Coreference evaluation¶
Pradhan et al. have published “Scoring Coreference Partitions of
Predicted Mentions: A Reference Implementation” (ACL 2014) describing
their Perl-based scoring
tool AKA
scorer.pl
. The neleval package reimplements these measures (MUC,
B-cubed, Entity CEAF, Mention CEAF, and the pairwise coreference and
non-coreference measures that constitute BLANC) with a number of
efficiency improvements, particularly to CEAF, and especially valuable
in the cross-document coreference evaluation setting.
CEAF calculation efficiency¶
The slow part of calculating CEAF is identifying the maximal linear-sum
assignment between key and response entities, using the Hungarian
Algorithm or a variant thereof. Our implementation is much faster
because: * scorer.pl manipulates Perl arrays and may be O(n^4), though
I haven’t checked, where n is the number of key and response entities;
we use an O(n^3) implementation with vectorised NumPy operations in a
very efficient implementation that was recently adopted into
scipy.
Even before further optimisations, this resulted in an order of
magnitude or more runtime improvement over . * Our n is much smaller
in practice. We only perform the Hungarian Algorithm on each strongly
connected component of the assignment graph, and explicitly eliminate
trivial portions of the assignment problem (where there is no confusion
with other entities). So our time complexity is O(n^3) where n is the
number of entities in the largest component, rather than the total
number of entities in the evaluation.
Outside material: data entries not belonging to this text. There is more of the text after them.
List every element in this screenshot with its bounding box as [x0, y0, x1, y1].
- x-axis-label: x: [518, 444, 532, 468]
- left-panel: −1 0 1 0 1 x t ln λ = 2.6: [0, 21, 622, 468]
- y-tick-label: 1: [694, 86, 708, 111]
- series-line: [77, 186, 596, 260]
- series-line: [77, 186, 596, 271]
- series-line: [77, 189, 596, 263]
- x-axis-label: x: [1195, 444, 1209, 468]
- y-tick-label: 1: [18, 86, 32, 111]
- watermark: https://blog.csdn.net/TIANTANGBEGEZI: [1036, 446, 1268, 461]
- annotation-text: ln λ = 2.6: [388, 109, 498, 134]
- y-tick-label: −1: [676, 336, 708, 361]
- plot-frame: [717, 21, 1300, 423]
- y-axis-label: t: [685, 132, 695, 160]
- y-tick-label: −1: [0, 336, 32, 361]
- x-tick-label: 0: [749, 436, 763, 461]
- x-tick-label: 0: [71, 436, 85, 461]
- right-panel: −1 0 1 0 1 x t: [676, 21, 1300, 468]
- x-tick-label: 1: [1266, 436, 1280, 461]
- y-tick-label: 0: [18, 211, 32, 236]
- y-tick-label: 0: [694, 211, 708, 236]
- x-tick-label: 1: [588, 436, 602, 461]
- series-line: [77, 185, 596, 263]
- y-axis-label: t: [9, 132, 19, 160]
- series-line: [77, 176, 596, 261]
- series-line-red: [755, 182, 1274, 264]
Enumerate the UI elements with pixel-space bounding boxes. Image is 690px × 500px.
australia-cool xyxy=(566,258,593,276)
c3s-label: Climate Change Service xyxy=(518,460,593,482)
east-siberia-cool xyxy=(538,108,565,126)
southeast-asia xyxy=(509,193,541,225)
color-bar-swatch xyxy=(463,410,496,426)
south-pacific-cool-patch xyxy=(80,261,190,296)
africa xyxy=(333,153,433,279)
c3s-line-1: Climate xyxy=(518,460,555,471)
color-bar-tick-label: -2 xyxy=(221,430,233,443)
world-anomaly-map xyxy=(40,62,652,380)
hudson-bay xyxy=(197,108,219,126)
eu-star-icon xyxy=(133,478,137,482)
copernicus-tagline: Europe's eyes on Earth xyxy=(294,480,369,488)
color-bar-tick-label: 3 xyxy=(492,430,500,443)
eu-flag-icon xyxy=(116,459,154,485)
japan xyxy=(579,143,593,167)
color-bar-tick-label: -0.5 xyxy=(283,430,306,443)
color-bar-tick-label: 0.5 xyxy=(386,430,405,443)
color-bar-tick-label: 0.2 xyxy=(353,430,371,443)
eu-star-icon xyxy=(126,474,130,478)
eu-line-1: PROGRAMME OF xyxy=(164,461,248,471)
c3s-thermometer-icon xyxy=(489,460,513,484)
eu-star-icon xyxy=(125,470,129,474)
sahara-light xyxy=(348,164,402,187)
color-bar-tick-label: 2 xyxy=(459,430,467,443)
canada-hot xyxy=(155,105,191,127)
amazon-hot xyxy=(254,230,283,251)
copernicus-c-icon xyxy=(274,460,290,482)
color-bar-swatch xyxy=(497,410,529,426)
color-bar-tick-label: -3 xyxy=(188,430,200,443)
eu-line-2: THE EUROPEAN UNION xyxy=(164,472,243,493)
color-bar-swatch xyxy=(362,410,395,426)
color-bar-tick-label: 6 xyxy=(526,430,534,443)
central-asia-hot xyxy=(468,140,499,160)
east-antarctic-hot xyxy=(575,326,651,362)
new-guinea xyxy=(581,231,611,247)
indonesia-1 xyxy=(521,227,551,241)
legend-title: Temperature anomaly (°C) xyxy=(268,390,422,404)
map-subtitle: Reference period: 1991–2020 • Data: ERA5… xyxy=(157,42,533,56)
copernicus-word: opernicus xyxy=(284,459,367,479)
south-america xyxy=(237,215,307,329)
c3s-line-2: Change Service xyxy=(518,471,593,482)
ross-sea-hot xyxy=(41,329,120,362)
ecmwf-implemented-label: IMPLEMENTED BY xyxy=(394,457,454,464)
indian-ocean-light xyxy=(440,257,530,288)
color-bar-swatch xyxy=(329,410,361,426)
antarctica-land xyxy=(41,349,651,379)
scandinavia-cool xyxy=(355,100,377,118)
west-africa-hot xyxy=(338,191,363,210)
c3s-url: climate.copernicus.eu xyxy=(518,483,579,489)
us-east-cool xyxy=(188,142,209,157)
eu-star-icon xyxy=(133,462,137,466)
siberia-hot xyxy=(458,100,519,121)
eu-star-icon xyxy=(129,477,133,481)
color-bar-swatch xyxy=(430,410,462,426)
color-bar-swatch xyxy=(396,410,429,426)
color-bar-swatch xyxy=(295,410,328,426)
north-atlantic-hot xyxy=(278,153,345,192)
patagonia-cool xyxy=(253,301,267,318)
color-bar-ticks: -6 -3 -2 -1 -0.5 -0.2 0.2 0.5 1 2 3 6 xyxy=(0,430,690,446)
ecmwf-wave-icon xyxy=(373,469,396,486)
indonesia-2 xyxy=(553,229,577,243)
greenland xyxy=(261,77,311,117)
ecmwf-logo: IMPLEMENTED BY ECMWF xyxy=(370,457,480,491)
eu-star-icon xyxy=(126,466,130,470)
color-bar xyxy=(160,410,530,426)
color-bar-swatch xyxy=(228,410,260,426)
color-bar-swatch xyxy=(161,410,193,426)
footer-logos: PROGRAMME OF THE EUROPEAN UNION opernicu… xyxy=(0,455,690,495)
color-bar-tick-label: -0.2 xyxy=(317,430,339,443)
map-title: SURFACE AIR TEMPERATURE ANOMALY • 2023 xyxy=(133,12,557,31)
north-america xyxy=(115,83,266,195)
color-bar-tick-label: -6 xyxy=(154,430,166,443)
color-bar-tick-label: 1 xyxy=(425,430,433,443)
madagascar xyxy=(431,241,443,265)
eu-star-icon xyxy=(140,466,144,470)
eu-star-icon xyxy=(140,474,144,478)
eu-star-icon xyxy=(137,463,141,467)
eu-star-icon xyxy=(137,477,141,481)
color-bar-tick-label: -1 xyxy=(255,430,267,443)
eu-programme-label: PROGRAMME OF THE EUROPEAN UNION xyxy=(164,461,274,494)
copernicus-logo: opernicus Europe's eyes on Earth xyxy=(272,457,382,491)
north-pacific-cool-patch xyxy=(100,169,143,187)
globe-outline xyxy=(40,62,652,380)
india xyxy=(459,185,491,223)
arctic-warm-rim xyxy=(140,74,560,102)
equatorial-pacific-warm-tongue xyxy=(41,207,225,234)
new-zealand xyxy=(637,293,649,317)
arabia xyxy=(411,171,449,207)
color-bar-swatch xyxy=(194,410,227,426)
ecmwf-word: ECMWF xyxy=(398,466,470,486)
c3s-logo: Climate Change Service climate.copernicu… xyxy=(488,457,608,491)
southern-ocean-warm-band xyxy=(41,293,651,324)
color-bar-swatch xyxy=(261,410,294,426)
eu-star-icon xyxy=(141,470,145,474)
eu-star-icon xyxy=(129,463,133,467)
These optimisations are
particularly valuable in cross-document coref evaluation because the
number of entities is large relative to the number of confusions. * We
have also made some efficient choices elsewhere in processing, such as
determining entity overlaps using scipy.sparse
matrix
multiplication.
Both our implementation and scorer.pl
support φ3 and φ4 of Luo’s
2005 paper introducing
CEAF. Our mention_ceaf =
ceafm = φ3. Our entity_ceaf = ceafe = φ4.
Note on BLANC¶
Note that we do not directly report BLANC, although we facilitate
calculation of both its components, using pairwise
and
pairwise_negative
aggregates (see our neleval list-measures command),
according to Luo et al. 2015’s extension of the metric to system
mentions.
Validation of equivalence to reference implementation¶
We have empirically verified the equivalence of metric implementation
between our system and scorer.pl
. By pointing the COREFSCORER
environment variable to a local copy of scorer.pl
, our system will
cross-check the results
automatically.
(This will, however, be extremely slow for large CEAF calculations.)